Por C. Barroco Esperança
Quando Dilma Rousseff reivindicou a qualidade de Presidenta da República do Brasil para designar a função, pela primeira vez por uma mulher em todo o espaço lusófono, provocou crispação e animosidade até entre os portugueses mais entusiastas da sua eleição.
Não é a inflexibilidade do idioma luso que o impede, pelo contrário, mas o carácter misógino das religiões abraâmicas, neste caso, da católica.
Deus e o Diabo, anjos e profetas, apóstolos e clérigos não têm feminino. Na angelogia não há ‘anjas’ em qualquer grau referido por Tomás de Aquino na escala decrescente da sua importância: 1. Serafins, 2. Querubins, 3. Tronos, 4. Dominações, 5. Virtudes, 6. Potestades, 7. Principados, 8. Arcanjos, 9. Anjos.
A Igreja considera a mulher inferior e impura. Paulo de Tarso, obreiro da primeira cisão conseguida do judaísmo, designava como obscenos o cabelo e a voz das mulheres.
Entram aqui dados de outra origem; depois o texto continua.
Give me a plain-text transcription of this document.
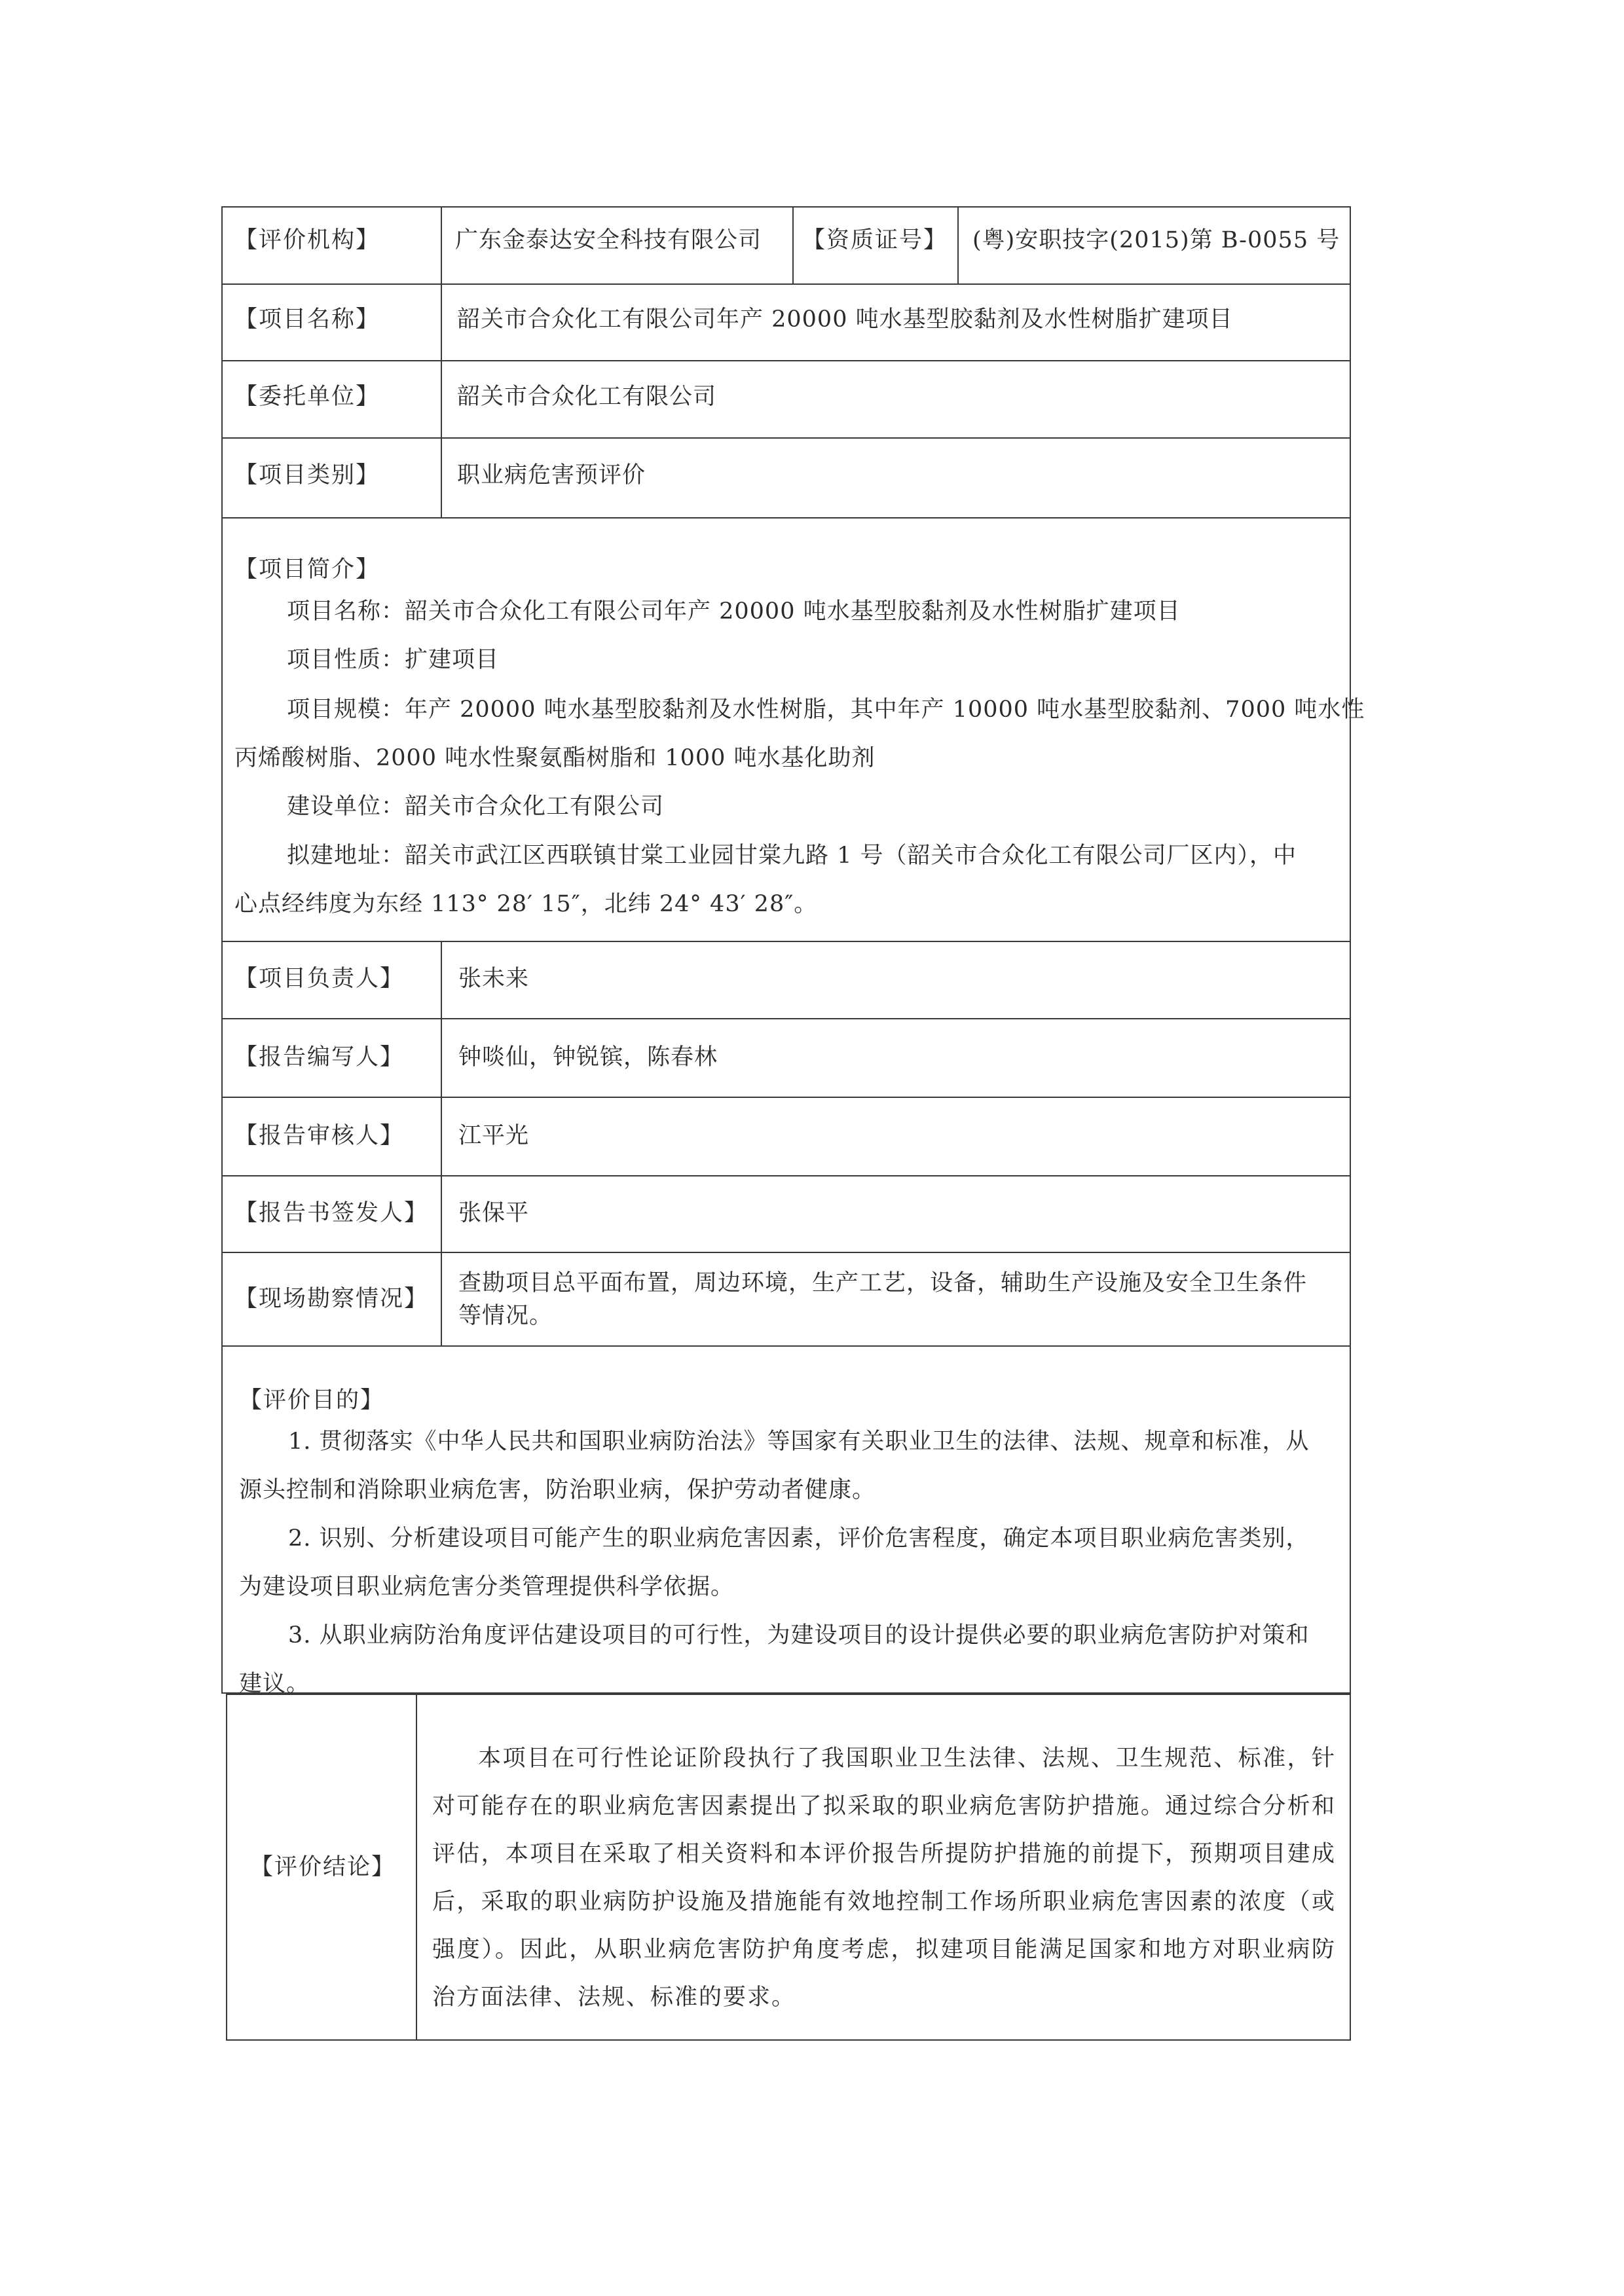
【评价机构】	广东金泰达安全科技有限公司 【资质证号】 (粤)安职技字(2015)第 B-0055 号
【项目名称】	韶关市合众化工有限公司年产 20000 吨水基型胶黏剂及水性树脂扩建项目
【委托单位】	韶关市合众化工有限公司
【项目类别】	职业病危害预评价
【项目简介】
项目名称：韶关市合众化工有限公司年产 20000 吨水基型胶黏剂及水性树脂扩建项目
项目性质：扩建项目
项目规模：年产 20000 吨水基型胶黏剂及水性树脂，其中年产 10000 吨水基型胶黏剂、7000 吨水性
丙烯酸树脂、2000 吨水性聚氨酯树脂和 1000 吨水基化助剂
建设单位：韶关市合众化工有限公司
拟建地址：韶关市武江区西联镇甘棠工业园甘棠九路 1 号（韶关市合众化工有限公司厂区内），中
心点经纬度为东经 113° 28′ 15″，北纬 24° 43′ 28″。
【项目负责人】 张未来
【报告编写人】 钟啖仙，钟锐镔，陈春林
【报告审核人】 江平光
【报告书签发人】 张保平
【现场勘察情况】
查勘项目总平面布置，周边环境，生产工艺，设备，辅助生产设施及安全卫生条件
等情况。
【评价目的】
1. 贯彻落实《中华人民共和国职业病防治法》等国家有关职业卫生的法律、法规、规章和标准，从
源头控制和消除职业病危害，防治职业病，保护劳动者健康。
2. 识别、分析建设项目可能产生的职业病危害因素，评价危害程度，确定本项目职业病危害类别，
为建设项目职业病危害分类管理提供科学依据。
3. 从职业病防治角度评估建设项目的可行性，为建设项目的设计提供必要的职业病危害防护对策和
建议。
【评价结论】
本项目在可行性论证阶段执行了我国职业卫生法律、法规、卫生规范、标准，针对可能存在的职业病危害因素提出了拟采取的职业病危害防护措施。通过综合分析和评估，本项目在采取了相关资料和本评价报告所提防护措施的前提下，预期项目建成后，采取的职业病防护设施及措施能有效地控制工作场所职业病危害因素的浓度（或强度）。因此，从职业病危害防护角度考虑，拟建项目能满足国家和地方对职业病防治方面法律、法规、标准的要求。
Essa misoginia tribal e patriarcal foi responsável pela sujeição feminina durante séculos e ainda influencia o próprio idioma.
Na Igreja não há femininos. Diácono, presbítero, padre, cónego, monsenhor, arcipreste, bispo ou cardeal não têm variação de género. A plausível e longínqua presença de uma admirável mulher no trono pontifício logrou a única exceção – ‘papisa’.
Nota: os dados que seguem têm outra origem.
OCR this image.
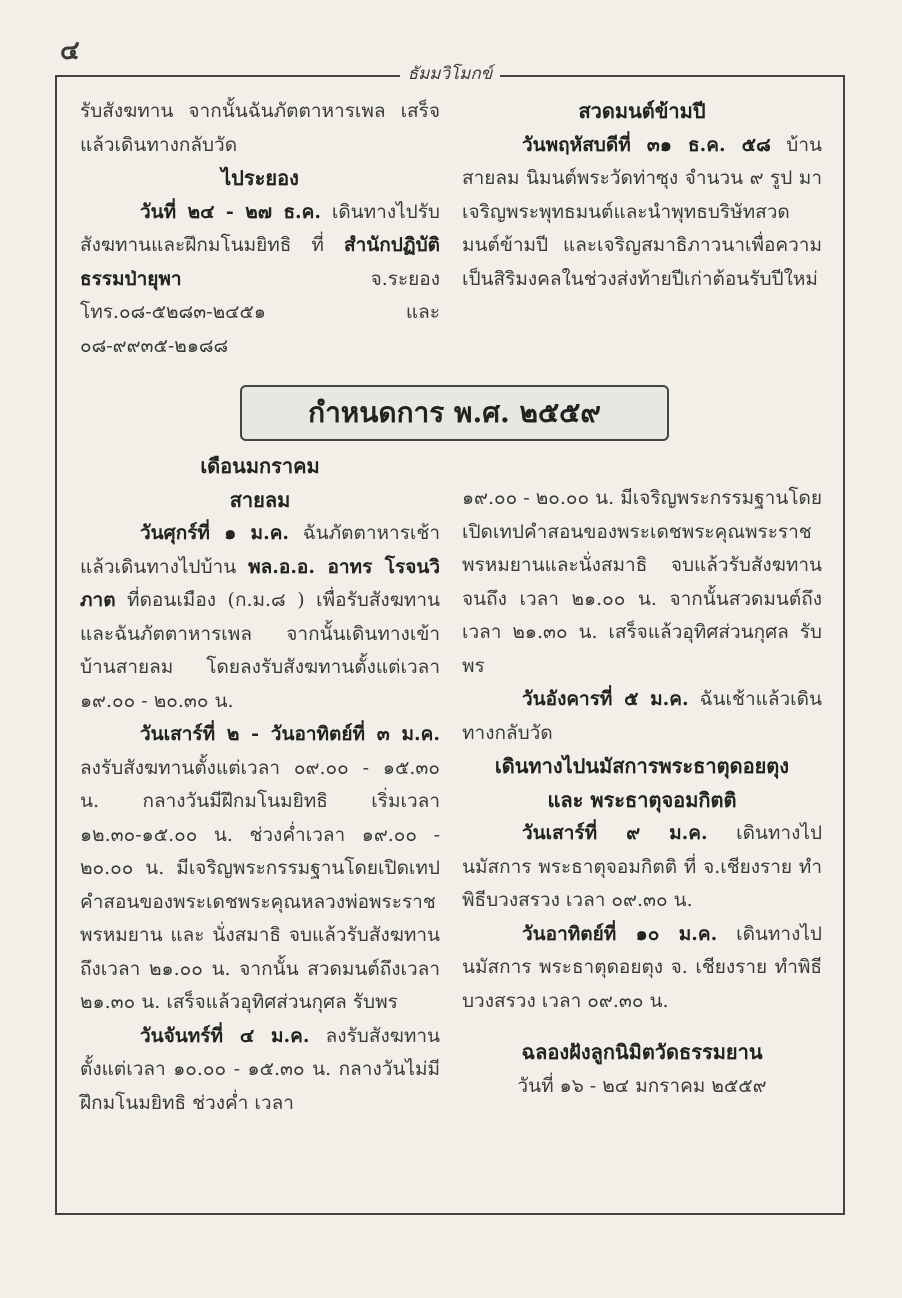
๔
ธัมมวิโมกข์

รับสังฆทาน จากนั้นฉันภัตตาหารเพล เสร็จแล้วเดินทางกลับวัด

ไประยอง

วันที่ ๒๔ - ๒๗ ธ.ค. เดินทางไปรับสังฆทานและฝึกมโนมยิทธิ ที่ สำนักปฏิบัติธรรมป่ายุพา จ.ระยอง โทร.๐๘-๕๒๘๓-๒๔๕๑ และ ๐๘-๙๙๓๕-๒๑๘๘

สวดมนต์ข้ามปี

วันพฤหัสบดีที่ ๓๑ ธ.ค. ๕๘ บ้านสายลม นิมนต์พระวัดท่าซุง จำนวน ๙ รูป มาเจริญพระพุทธมนต์และนำพุทธบริษัทสวดมนต์ข้ามปี และเจริญสมาธิภาวนาเพื่อความเป็นสิริมงคลในช่วงส่งท้ายปีเก่าต้อนรับปีใหม่

กำหนดการ พ.ศ. ๒๕๕๙

เดือนมกราคม

สายลม

วันศุกร์ที่ ๑ ม.ค. ฉันภัตตาหารเช้าแล้วเดินทางไปบ้าน พล.อ.อ. อาทร โรจนวิภาต ที่ดอนเมือง (ก.ม.๘ ) เพื่อรับสังฆทานและฉันภัตตาหารเพล จากนั้นเดินทางเข้าบ้านสายลม โดยลงรับสังฆทานตั้งแต่เวลา ๑๙.๐๐ - ๒๐.๓๐ น.

วันเสาร์ที่ ๒ - วันอาทิตย์ที่ ๓ ม.ค. ลงรับสังฆทานตั้งแต่เวลา ๐๙.๐๐ - ๑๕.๓๐ น. กลางวันมีฝึกมโนมยิทธิ เริ่มเวลา ๑๒.๓๐-๑๕.๐๐ น. ช่วงค่ำเวลา ๑๙.๐๐ - ๒๐.๐๐ น. มีเจริญพระกรรมฐานโดยเปิดเทปคำสอนของพระเดชพระคุณหลวงพ่อพระราชพรหมยาน และ นั่งสมาธิ จบแล้วรับสังฆทาน ถึงเวลา ๒๑.๐๐ น. จากนั้น สวดมนต์ถึงเวลา ๒๑.๓๐ น. เสร็จแล้วอุทิศส่วนกุศล รับพร

วันจันทร์ที่ ๔ ม.ค. ลงรับสังฆทานตั้งแต่เวลา ๑๐.๐๐ - ๑๕.๓๐ น. กลางวันไม่มีฝึกมโนมยิทธิ ช่วงค่ำ เวลา

๑๙.๐๐ - ๒๐.๐๐ น. มีเจริญพระกรรมฐานโดยเปิดเทปคำสอนของพระเดชพระคุณพระราชพรหมยานและนั่งสมาธิ จบแล้วรับสังฆทานจนถึง เวลา ๒๑.๐๐ น. จากนั้นสวดมนต์ถึงเวลา ๒๑.๓๐ น. เสร็จแล้วอุทิศส่วนกุศล รับพร

วันอังคารที่ ๕ ม.ค. ฉันเช้าแล้วเดินทางกลับวัด

เดินทางไปนมัสการพระธาตุดอยตุง

และ พระธาตุจอมกิตติ

วันเสาร์ที่ ๙ ม.ค. เดินทางไปนมัสการ พระธาตุจอมกิตติ ที่ จ.เชียงราย ทำพิธีบวงสรวง เวลา ๐๙.๓๐ น.

วันอาทิตย์ที่ ๑๐ ม.ค. เดินทางไปนมัสการ พระธาตุดอยตุง จ. เชียงราย ทำพิธีบวงสรวง เวลา ๐๙.๓๐ น.

ฉลองฝังลูกนิมิตวัดธรรมยาน

วันที่ ๑๖ - ๒๔ มกราคม ๒๕๕๙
Nas Forças Armadas, apanágio do poder do Estado, não há feminino para soldado, cabo, sargento, alferes, tenente, capitão, major, tenente-coronel, coronel ou general, nem para os postos equivalentes da Marinha de Guerra.
Durante a ditadura fascista era interdito o acesso de mulheres à carreira militar, judicial e diplomática. Não surpreende que a variação de género para o substantivo ‘presidente’ incomode tanto quanto ainda arranha o de embaixadora para quem aprendeu na escola primária a palavra embaixatriz, para designar … a mulher do embaixador, ou juíza para quem nunca previu que pudesse haver mulheres com beca.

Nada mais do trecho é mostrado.